- Born: Barcelona, Spain

= Rafael Garres =

Spanish artist

Rafael Garrés Cervantes is a Spanish artist who worked in comic-books and role-playing games. He commonly signs as Rafael Garrés or Rafa Garrés.

==Early life and education==
He was born in Barcelona, Spain. His hometown is Canovelles. Garrés studied at the Massana Art School and at the Faculty of Arts in Barcelona.

==Career==
He began his career in 1994 with the Spanish role-playing game Superhéroes Inc. In 1996 he was drawing covers for the Spanish editions of Conan, as well as the series Hombres y Bestias for Glénat. Since then, Garres has worked for publishers like DC Comics, Fleetway and Crusade, cooperating with writers such as Alan Grant, Pat Mills and John Wagner on series like Lobo, Sláine, Judge Dredd, Jaguar God, The Spectre and JLA.

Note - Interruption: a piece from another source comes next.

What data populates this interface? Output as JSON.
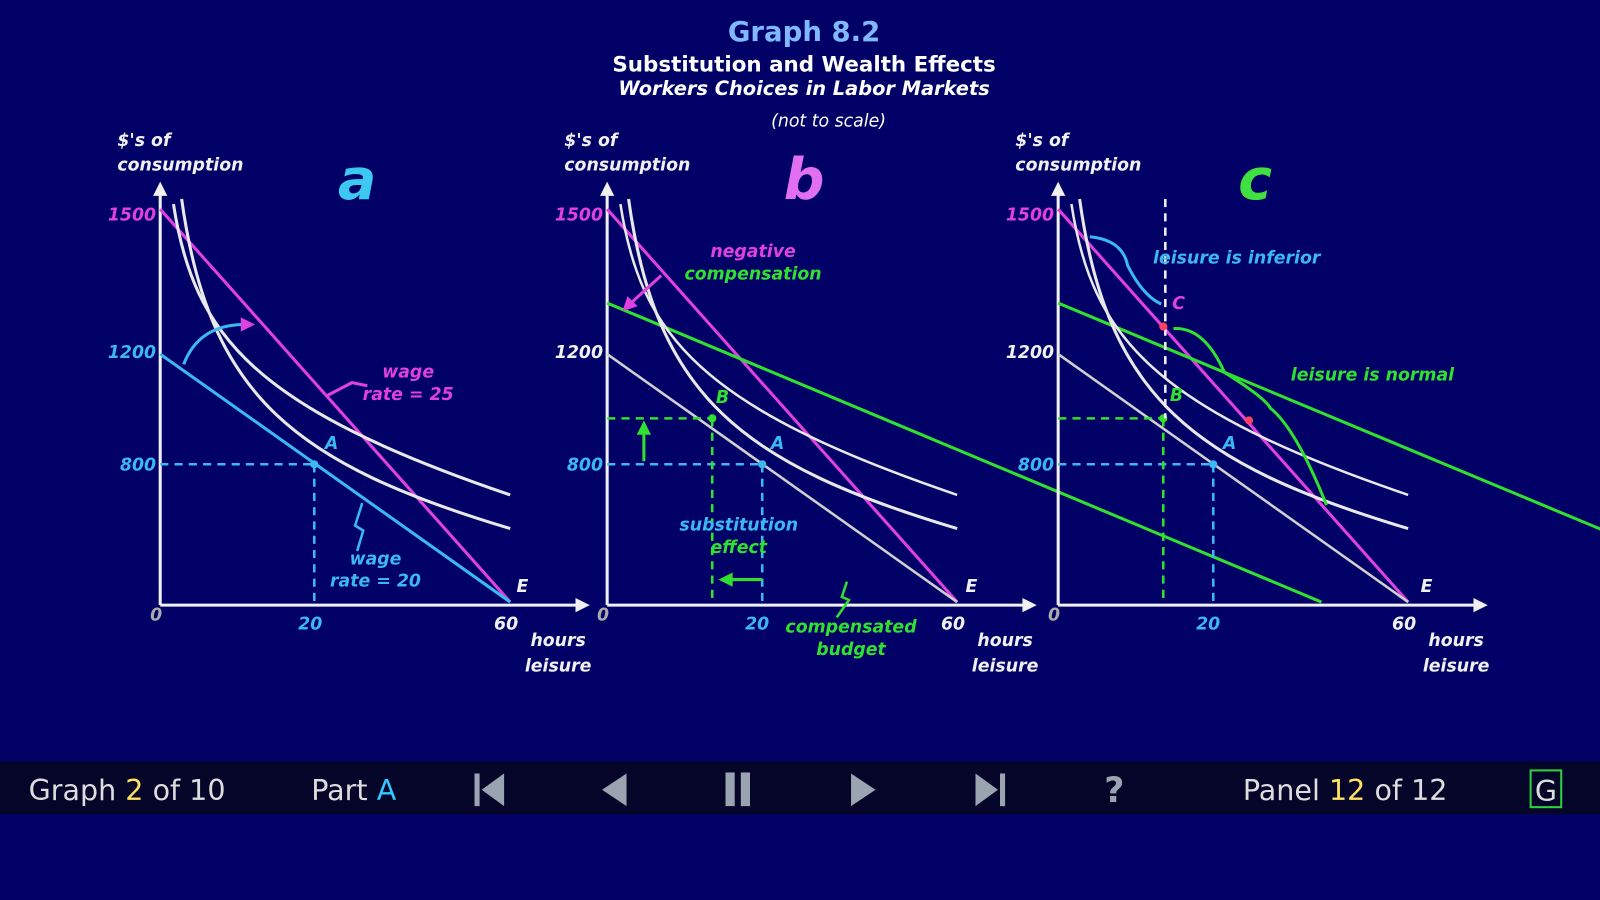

He provided the artwork for one chapter of the graphic novel JLA: Riddle of the Beast (2003).

His work as an interior artist on the Dungeons & Dragons game includes the Eberron Campaign Setting (2004), Dragons Monster Manual III (2004), and Lost Empires of Faerûn (Forgotten Realms) (2005).

Rafa Garrés is also an illustrator and painter. In 2005, he took over the artwork of the Mortepierre series from Muhamed Aoumri at Soleil Productions (scripts by Brice Tarvel).